The buah binjai fruit
By Sylvia Tan @ Makansutra.
You know Binjai Park, but do you know the binjai fruit it is named after?
The estate off Dunearn Road used to be a binjai orchard and some trees are still found in the gardens of the homes there and they fruit every year at around this time, during the hot season.
The fruit (mangifera caesia), a sort of local mango, are prized especially by those who remember eating them in their youth. The Malays love them, as do the nonyas.
Rich in vitamin C, they ate the fruit, not on its own, but as a side dish in a meal with cut chilli, soya sauce and lots of sugar as the fruit is tart, but oh, so aromatic.

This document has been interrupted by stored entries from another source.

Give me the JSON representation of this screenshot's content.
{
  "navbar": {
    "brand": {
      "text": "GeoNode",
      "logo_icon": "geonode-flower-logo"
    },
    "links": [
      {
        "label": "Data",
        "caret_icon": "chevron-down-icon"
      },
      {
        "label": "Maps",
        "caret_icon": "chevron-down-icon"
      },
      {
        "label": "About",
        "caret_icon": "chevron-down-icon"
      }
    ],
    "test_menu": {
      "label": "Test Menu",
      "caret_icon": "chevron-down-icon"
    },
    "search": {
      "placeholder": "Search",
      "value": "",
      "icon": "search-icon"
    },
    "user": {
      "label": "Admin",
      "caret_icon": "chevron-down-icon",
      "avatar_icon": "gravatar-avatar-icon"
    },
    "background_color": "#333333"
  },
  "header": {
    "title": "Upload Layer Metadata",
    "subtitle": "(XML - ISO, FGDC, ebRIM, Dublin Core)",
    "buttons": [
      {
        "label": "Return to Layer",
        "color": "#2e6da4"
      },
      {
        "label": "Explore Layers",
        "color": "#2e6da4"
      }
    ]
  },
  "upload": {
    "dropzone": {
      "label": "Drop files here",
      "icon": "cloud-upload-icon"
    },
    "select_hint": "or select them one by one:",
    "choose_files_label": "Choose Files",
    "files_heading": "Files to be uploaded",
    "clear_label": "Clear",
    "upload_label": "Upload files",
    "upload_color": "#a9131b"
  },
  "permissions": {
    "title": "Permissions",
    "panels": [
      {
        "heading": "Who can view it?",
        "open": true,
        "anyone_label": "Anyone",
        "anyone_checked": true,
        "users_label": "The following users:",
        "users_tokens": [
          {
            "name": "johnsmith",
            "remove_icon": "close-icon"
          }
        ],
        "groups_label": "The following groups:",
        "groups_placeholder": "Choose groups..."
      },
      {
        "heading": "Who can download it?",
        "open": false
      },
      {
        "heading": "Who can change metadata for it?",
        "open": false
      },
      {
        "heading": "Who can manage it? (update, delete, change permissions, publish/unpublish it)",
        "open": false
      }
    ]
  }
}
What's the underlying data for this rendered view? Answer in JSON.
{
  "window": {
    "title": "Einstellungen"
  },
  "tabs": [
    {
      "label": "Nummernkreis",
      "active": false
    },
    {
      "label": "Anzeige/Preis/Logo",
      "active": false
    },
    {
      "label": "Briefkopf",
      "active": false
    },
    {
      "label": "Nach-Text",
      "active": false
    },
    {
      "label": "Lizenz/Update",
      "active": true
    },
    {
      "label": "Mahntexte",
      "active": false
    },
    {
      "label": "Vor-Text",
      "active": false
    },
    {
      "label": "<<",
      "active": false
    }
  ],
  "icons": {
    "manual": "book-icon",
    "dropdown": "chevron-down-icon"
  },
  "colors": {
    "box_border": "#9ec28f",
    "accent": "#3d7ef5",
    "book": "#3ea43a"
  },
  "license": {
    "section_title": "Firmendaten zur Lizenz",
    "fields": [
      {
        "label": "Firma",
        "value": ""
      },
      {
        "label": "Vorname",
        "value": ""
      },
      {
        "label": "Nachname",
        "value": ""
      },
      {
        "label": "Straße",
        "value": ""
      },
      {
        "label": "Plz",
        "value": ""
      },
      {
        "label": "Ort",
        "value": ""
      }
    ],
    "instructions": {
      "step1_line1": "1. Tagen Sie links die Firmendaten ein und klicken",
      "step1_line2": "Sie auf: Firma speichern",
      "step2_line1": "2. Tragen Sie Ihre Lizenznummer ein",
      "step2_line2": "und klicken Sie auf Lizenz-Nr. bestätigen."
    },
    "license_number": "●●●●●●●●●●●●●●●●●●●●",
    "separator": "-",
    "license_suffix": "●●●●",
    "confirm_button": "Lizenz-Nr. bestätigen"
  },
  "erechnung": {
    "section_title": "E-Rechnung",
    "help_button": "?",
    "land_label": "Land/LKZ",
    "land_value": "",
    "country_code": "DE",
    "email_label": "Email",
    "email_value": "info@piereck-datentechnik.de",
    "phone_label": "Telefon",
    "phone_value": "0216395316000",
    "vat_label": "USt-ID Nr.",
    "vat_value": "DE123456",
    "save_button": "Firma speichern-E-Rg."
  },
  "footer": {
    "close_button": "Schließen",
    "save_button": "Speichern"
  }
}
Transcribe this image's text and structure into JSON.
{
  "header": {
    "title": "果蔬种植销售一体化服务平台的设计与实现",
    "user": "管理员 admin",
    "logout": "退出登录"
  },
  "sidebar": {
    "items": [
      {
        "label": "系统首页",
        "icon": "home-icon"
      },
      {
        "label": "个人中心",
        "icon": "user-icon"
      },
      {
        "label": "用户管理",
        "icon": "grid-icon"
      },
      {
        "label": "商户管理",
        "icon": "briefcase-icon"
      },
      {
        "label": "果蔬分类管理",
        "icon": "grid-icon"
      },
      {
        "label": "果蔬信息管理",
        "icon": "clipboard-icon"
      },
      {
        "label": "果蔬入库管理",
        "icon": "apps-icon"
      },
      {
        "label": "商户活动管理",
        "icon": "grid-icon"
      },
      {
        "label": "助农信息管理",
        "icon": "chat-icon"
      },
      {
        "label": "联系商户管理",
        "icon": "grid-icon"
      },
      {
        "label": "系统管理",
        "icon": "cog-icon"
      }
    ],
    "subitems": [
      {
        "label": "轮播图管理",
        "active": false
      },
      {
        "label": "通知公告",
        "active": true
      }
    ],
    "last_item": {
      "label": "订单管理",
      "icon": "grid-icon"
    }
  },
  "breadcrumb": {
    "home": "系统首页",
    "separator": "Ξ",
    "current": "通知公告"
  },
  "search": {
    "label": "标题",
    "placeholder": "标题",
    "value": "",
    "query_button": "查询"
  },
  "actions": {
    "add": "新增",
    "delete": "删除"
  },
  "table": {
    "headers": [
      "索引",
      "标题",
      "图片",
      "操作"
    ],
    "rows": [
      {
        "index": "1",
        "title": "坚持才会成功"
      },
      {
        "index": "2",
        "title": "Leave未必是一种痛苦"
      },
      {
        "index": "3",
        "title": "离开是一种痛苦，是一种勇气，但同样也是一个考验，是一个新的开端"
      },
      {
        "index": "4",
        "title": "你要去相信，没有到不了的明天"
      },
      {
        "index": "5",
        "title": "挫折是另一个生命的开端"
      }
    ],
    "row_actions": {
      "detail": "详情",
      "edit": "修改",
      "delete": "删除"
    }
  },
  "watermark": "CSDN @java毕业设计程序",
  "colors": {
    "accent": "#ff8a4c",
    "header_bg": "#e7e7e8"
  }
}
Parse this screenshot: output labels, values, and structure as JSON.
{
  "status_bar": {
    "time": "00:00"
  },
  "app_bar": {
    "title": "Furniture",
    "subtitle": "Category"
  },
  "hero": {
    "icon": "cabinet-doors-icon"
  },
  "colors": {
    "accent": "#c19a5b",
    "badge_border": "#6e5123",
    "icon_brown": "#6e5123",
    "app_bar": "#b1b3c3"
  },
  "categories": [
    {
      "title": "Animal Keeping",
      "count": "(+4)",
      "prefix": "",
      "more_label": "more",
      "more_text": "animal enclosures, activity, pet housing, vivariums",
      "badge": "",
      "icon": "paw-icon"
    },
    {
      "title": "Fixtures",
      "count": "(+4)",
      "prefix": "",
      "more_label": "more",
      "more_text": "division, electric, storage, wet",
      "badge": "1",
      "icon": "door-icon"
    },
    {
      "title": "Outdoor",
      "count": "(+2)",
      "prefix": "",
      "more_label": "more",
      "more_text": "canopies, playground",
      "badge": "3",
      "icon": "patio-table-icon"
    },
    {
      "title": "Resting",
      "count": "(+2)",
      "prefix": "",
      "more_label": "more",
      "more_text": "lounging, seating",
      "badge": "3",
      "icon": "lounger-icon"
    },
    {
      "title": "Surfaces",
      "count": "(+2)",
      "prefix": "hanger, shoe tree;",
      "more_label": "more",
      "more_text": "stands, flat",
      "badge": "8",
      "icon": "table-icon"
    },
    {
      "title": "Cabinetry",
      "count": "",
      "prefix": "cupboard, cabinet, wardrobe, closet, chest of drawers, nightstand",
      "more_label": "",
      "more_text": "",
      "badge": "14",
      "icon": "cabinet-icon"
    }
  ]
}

Like the durian, the jackfruit and other local fruit, the binjai has a strong pungent aroma, much loved or hated depending on whether you are a fan or not! Helped along by sugar, you get a sweet tart fragrant finish that is most appetising, eaten with a fried fish, traditionally.
The fruit is shaped like a mango but is brown in colour when ripe and the flesh soft and yielding, if sometimes fibrous. I get my yearly supply from my aunt who has a tree in her garden, but you can buy the fruit from Tekka and Joo Chiat markets, when it is in season, of course.
It is one of the few seasonal fruits still found growing in our increasingly urbanised landscape and one of a few that we can eat therefore at its prime.
While it can be cooked – best in a nonya geram assam (spicy tamarind) gravy with fish – I like it raw in a sambal, though sometimes I update the presentation, by serving the mashed fruit with chopped fresh coriander, green chilli and onion, as a Mexican salsa which I then serve with tortilla chips!
While the traditional way is to eat it with cut chilli, sugar and dark soya sauce, my grandmother used to mix slices of the fruit with freshly made sambal belacan, a bit of salt or light soya sauce and lots of sugar and serve it with a fried fish – a black or golden pomfret would be lovely.
Flesh and puree from one ripe fruit
1 Tbsp sambal belacan – fresh red chilli pounded with toasted belacan
2 Tbsps sugar
1/2 tsp light soya sauce or salt to taste
1. The fruit is ripe when it smells pungent! Peel and slice the flesh and discard the pit. Save any puree to moisten the dip, if desired.
2. Add freshly made sambal belacan, sugar and salt or soya sauce to taste. Do not mix it till at the table. If you do not have fresh sambal belacan, you can also team the fruit with sliced red chilli, sugar and dark soya sauce, a sweet and sour black puddle.
3. Eat it with a freshly fried fish, I like black or golden pomfrets, but a kurau or mackerel slice would do as well to obtain this taste of tradition.